Crull with Truffles the cat, who helps makes her youngest visitors feel more comfortable

Crull’s shop is unique in more ways than one. While she is among a select few opticals providing service exclusively to kids, she serves a rural area—well, she and Truffles, the office cat. Crull spares no effort at creating life-long relationships with the people who walk into her store. “The most rewarding thing is being able to hold a unique position in a young person’s life,” she says. “It starts with [them] being able to see better, and then you become a part of their life in a way that surprises you.”

“Everybody is made differently. Kids’ eyeglasses need to fit differently,” she says. “When you’re working with an 18-month-old, the frames have to fit well because you’re never going to get past their discomfort otherwise.” In fact, Crull compares fitting eyeglasses for kids to sleuthing.

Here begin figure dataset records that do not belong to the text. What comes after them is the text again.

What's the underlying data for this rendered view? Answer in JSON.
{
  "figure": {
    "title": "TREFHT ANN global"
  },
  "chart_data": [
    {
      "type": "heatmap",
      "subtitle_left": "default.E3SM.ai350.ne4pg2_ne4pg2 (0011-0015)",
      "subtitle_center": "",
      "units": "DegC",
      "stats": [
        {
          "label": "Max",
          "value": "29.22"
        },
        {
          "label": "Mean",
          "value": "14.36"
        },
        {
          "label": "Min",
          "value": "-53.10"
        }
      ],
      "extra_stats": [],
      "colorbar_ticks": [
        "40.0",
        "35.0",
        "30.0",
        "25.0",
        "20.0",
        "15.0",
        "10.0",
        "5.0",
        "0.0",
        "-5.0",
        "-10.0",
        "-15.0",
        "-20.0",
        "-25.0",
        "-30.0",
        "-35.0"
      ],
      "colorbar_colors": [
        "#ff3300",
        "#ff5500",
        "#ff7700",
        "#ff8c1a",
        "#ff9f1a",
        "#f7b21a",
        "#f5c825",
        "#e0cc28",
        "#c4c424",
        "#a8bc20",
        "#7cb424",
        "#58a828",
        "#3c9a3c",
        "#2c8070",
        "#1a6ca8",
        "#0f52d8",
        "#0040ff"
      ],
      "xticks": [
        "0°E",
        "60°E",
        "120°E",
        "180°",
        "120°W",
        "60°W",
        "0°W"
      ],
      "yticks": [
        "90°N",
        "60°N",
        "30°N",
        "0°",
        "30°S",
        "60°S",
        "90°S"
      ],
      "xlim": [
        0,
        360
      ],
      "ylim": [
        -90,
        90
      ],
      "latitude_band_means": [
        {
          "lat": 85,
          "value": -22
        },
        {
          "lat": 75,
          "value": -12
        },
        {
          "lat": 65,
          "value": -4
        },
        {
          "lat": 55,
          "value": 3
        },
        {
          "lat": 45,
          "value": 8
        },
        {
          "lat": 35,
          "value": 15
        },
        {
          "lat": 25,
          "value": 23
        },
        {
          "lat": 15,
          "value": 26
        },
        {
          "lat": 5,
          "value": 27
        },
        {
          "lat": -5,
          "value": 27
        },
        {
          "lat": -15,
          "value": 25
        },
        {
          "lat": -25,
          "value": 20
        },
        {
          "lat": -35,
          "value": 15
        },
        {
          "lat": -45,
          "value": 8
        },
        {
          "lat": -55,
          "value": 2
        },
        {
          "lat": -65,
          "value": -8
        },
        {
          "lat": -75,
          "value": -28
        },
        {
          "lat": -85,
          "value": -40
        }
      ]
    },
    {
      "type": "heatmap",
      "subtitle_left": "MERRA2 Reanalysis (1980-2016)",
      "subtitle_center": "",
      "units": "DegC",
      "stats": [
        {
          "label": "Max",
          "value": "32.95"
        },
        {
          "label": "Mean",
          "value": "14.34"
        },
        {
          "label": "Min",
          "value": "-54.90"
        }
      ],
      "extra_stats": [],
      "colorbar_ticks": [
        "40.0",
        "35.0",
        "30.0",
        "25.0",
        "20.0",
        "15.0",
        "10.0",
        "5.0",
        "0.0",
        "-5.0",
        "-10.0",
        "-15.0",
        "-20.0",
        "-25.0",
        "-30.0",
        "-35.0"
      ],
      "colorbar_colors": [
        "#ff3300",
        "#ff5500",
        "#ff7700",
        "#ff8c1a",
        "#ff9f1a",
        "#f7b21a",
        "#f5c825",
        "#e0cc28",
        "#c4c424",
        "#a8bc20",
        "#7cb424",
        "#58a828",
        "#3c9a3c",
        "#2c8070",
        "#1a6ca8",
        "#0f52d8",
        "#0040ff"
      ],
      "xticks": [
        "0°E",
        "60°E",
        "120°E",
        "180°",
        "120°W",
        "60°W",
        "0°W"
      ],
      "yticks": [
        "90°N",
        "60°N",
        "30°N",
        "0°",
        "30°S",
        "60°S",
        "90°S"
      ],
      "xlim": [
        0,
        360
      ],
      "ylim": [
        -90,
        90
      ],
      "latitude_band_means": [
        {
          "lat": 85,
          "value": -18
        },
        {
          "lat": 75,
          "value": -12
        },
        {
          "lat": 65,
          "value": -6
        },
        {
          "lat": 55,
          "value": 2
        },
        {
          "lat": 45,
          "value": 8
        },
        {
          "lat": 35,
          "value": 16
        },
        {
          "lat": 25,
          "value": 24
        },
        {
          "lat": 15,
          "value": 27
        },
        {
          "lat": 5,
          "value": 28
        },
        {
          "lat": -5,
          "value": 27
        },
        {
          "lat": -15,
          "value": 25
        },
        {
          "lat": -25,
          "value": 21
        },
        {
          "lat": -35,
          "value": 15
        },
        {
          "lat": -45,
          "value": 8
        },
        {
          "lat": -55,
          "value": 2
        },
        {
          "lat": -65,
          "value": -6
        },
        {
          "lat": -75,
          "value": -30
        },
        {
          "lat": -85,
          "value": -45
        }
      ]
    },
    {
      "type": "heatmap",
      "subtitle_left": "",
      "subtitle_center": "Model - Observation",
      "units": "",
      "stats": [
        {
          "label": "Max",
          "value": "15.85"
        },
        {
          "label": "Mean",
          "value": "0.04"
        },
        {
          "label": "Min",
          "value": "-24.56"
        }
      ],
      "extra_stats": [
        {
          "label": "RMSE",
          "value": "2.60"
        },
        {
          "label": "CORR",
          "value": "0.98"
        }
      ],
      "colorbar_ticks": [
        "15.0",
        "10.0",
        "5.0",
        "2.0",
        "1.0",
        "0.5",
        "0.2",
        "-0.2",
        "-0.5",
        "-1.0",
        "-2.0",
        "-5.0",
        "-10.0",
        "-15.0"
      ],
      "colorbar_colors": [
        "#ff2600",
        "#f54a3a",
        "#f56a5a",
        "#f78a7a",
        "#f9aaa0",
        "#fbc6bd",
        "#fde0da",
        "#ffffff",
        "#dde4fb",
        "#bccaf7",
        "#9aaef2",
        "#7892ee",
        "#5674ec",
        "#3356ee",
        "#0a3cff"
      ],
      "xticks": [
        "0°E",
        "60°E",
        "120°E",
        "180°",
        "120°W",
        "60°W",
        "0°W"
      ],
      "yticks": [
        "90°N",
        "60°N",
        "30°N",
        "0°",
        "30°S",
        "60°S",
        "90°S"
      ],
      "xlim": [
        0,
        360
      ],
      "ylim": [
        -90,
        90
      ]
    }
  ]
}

“You have to be more like a detective,” she says on, noting she has to figure out the issue with patients who may not be able to articulate their discomfort or issues. She also spends much of her time trying to educate the parents of her customer base.


From the cloth design contest and spending time making sure parents can properly advocate for their child’s eye sight to cultivating lasting relationships, it’s safe to say Danielle Crull is passionate about her work.

“It’s all a reminder what a big impact you have on your customers and patients, especially when they’re young,” she says. “It’s a privilege.”